Genetics, Vol. 177, 2243-2250, December 2007, Copyright © 2007
doi:10.1534/genetics.107.076869
Diversification Rates Increase With Population Size and Resource Concentration in an Unstructured Habitat
M. H. H. Stevens*,1,
M. Sanchez*,
,
J. Lee* and
S. E. Finkel
* Department of Botany, Miami University, Oxford, Ohio 45056-3653,
University of Puerto Rico, Mayaguez, Puerto Rico, 00681 and
Molecular and Computational Biology Program, Department of Biological Sciences, University of Southern California, Los Angeles, California 90089-2910
1 Corresponding author: Department of Botany, Miami University, Oxford, OH 45056.
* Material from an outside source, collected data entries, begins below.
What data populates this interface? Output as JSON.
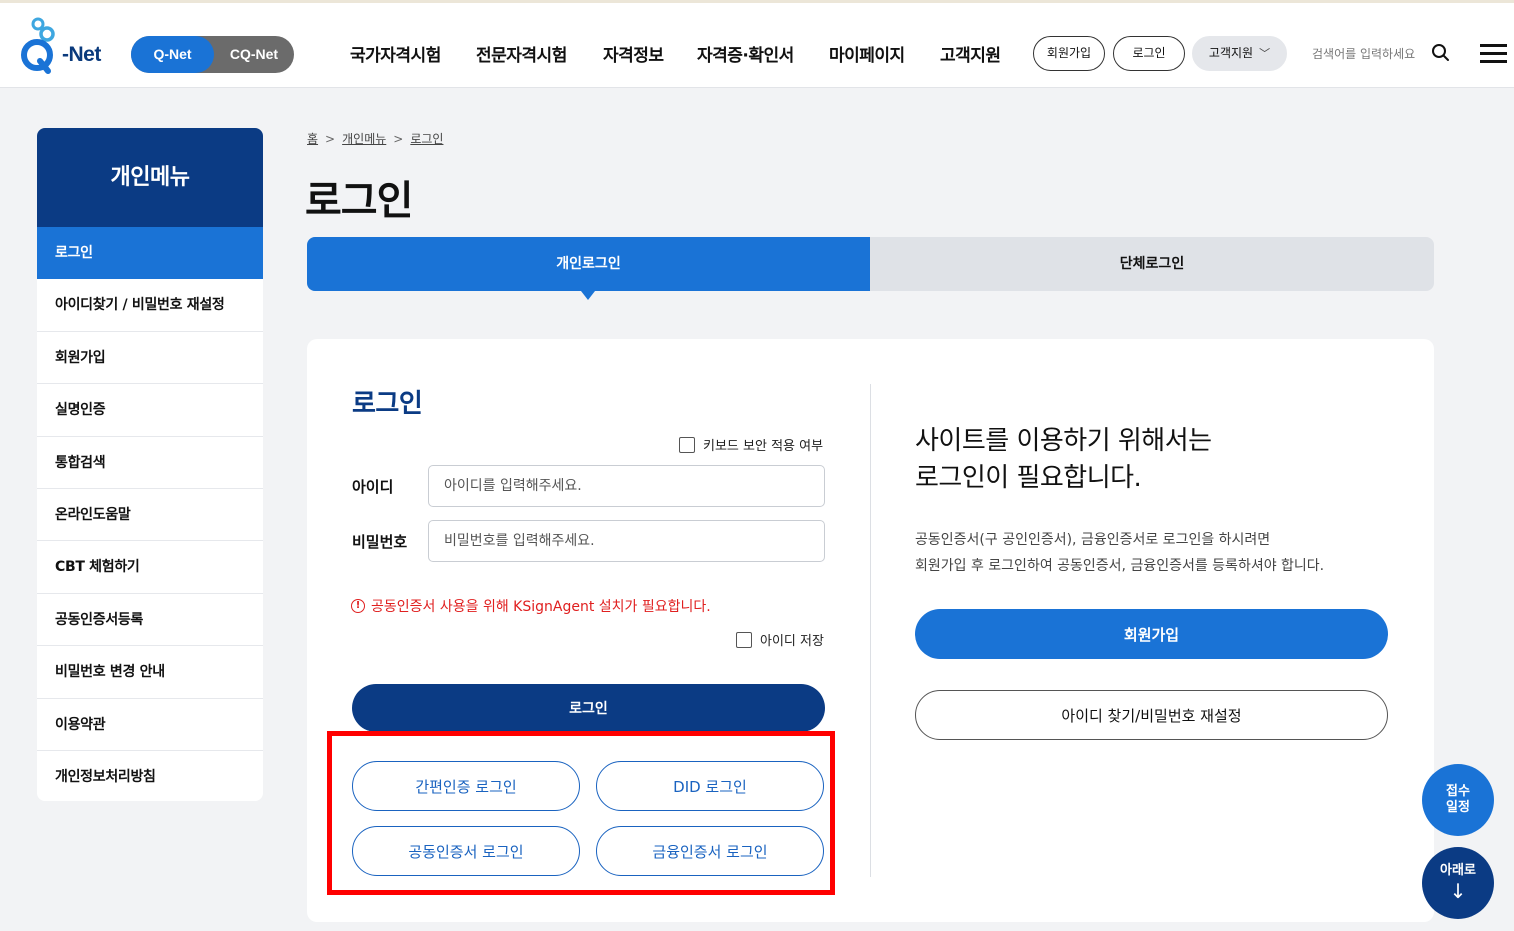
{
  "header": {
    "logo_text": "-Net",
    "switch": {
      "active": "Q-Net",
      "inactive": "CQ-Net"
    },
    "gnb": [
      "국가자격시험",
      "전문자격시험",
      "자격정보",
      "자격증·확인서",
      "마이페이지",
      "고객지원"
    ],
    "pills": {
      "join": "회원가입",
      "login": "로그인",
      "support": "고객지원"
    },
    "search_placeholder": "검색어를 입력하세요"
  },
  "sidebar": {
    "title": "개인메뉴",
    "items": [
      {
        "label": "로그인",
        "active": true
      },
      {
        "label": "아이디찾기 / 비밀번호 재설정"
      },
      {
        "label": "회원가입"
      },
      {
        "label": "실명인증"
      },
      {
        "label": "통합검색"
      },
      {
        "label": "온라인도움말"
      },
      {
        "label": "CBT 체험하기"
      },
      {
        "label": "공동인증서등록"
      },
      {
        "label": "비밀번호 변경 안내"
      },
      {
        "label": "이용약관"
      },
      {
        "label": "개인정보처리방침"
      }
    ]
  },
  "breadcrumb": {
    "home": "홈",
    "level1": "개인메뉴",
    "level2": "로그인"
  },
  "page_title": "로그인",
  "tabs": {
    "personal": "개인로그인",
    "group": "단체로그인"
  },
  "login_form": {
    "heading": "로그인",
    "keyboard_security": "키보드 보안 적용 여부",
    "id_label": "아이디",
    "id_placeholder": "아이디를 입력해주세요.",
    "pw_label": "비밀번호",
    "pw_placeholder": "비밀번호를 입력해주세요.",
    "warning": "공동인증서 사용을 위해 KSignAgent 설치가 필요합니다.",
    "save_id": "아이디 저장",
    "login_button": "로그인",
    "alt_logins": {
      "simple_auth": "간편인증 로그인",
      "did": "DID 로그인",
      "joint_cert": "공동인증서 로그인",
      "financial_cert": "금융인증서 로그인"
    }
  },
  "right_panel": {
    "heading_line1": "사이트를 이용하기 위해서는",
    "heading_line2": "로그인이 필요합니다.",
    "desc_line1": "공동인증서(구 공인인증서), 금융인증서로 로그인을 하시려면",
    "desc_line2": "회원가입 후 로그인하여 공동인증서, 금융인증서를 등록하셔야 합니다.",
    "join_button": "회원가입",
    "find_button": "아이디 찾기/비밀번호 재설정"
  },
  "floating": {
    "schedule_line1": "접수",
    "schedule_line2": "일정",
    "down_label": "아래로",
    "down_arrow": "↓"
  },
  "colors": {
    "primary_blue": "#1a73d6",
    "navy": "#0b3b84",
    "highlight_red": "#ff0000",
    "warning_red": "#e02020"
  }
}
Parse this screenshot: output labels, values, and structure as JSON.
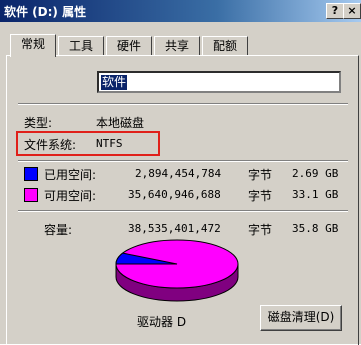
{
  "window": {
    "title": "软件 (D:) 属性",
    "help_label": "?",
    "close_label": "×"
  },
  "tabs": [
    {
      "label": "常规",
      "active": true
    },
    {
      "label": "工具",
      "active": false
    },
    {
      "label": "硬件",
      "active": false
    },
    {
      "label": "共享",
      "active": false
    },
    {
      "label": "配额",
      "active": false
    }
  ],
  "general": {
    "volume_name": "软件",
    "type_label": "类型:",
    "type_value": "本地磁盘",
    "fs_label": "文件系统:",
    "fs_value": "NTFS",
    "used_label": "已用空间:",
    "used_bytes": "2,894,454,784",
    "used_unit": "字节",
    "used_human": "2.69 GB",
    "free_label": "可用空间:",
    "free_bytes": "35,640,946,688",
    "free_unit": "字节",
    "free_human": "33.1 GB",
    "capacity_label": "容量:",
    "capacity_bytes": "38,535,401,472",
    "capacity_unit": "字节",
    "capacity_human": "35.8 GB",
    "drive_label": "驱动器 D",
    "cleanup_label": "磁盘清理(D)"
  },
  "colors": {
    "used": "#0000ff",
    "free": "#ff00ff",
    "highlight": "#e0201a"
  },
  "chart_data": {
    "type": "pie",
    "categories": [
      "已用空间",
      "可用空间"
    ],
    "values": [
      2894454784,
      35640946688
    ]
  }
}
E-mail: hstevens{at}muohio.edu
Understanding the mechanisms controlling the generation and maintenance of biodiversity provides some of the planet's greatest and most pressing challenges. Variation in resource concentration, which varies widely at multiple scales, may cause biodiversity to increase, decrease, or exhibit a unimodal response and underlying mechanisms remain obscure. We established experimental cultures of long-term stationary phase (LTSP) Escherichia coli to test whether per capita heterozygosity varies with resource concentration, and, if so, whether population sizes associated with different resource concentrations contributed to these patterns. Our results provide the clearest example to date of increasing per capita heterozygosity with increasing resource concentration. Further, our experimental manipulations of population size, independent of resource concentration, provide the first unequivocal evidence that population size is one of the underlying factors controlling per capita heterozygosity along such resource gradients. Specifically, we show that cultures with higher maximum population sizes, associated with higher resource concentrations, have higher per capita heterozygosity. These experiments provide the first experimental evidence for an underappreciated factor controlling biodiversity along resource gradients—population size. This direct evidence of population size influencing diversification rates has implications for regional and global scale patterns of biodiversity.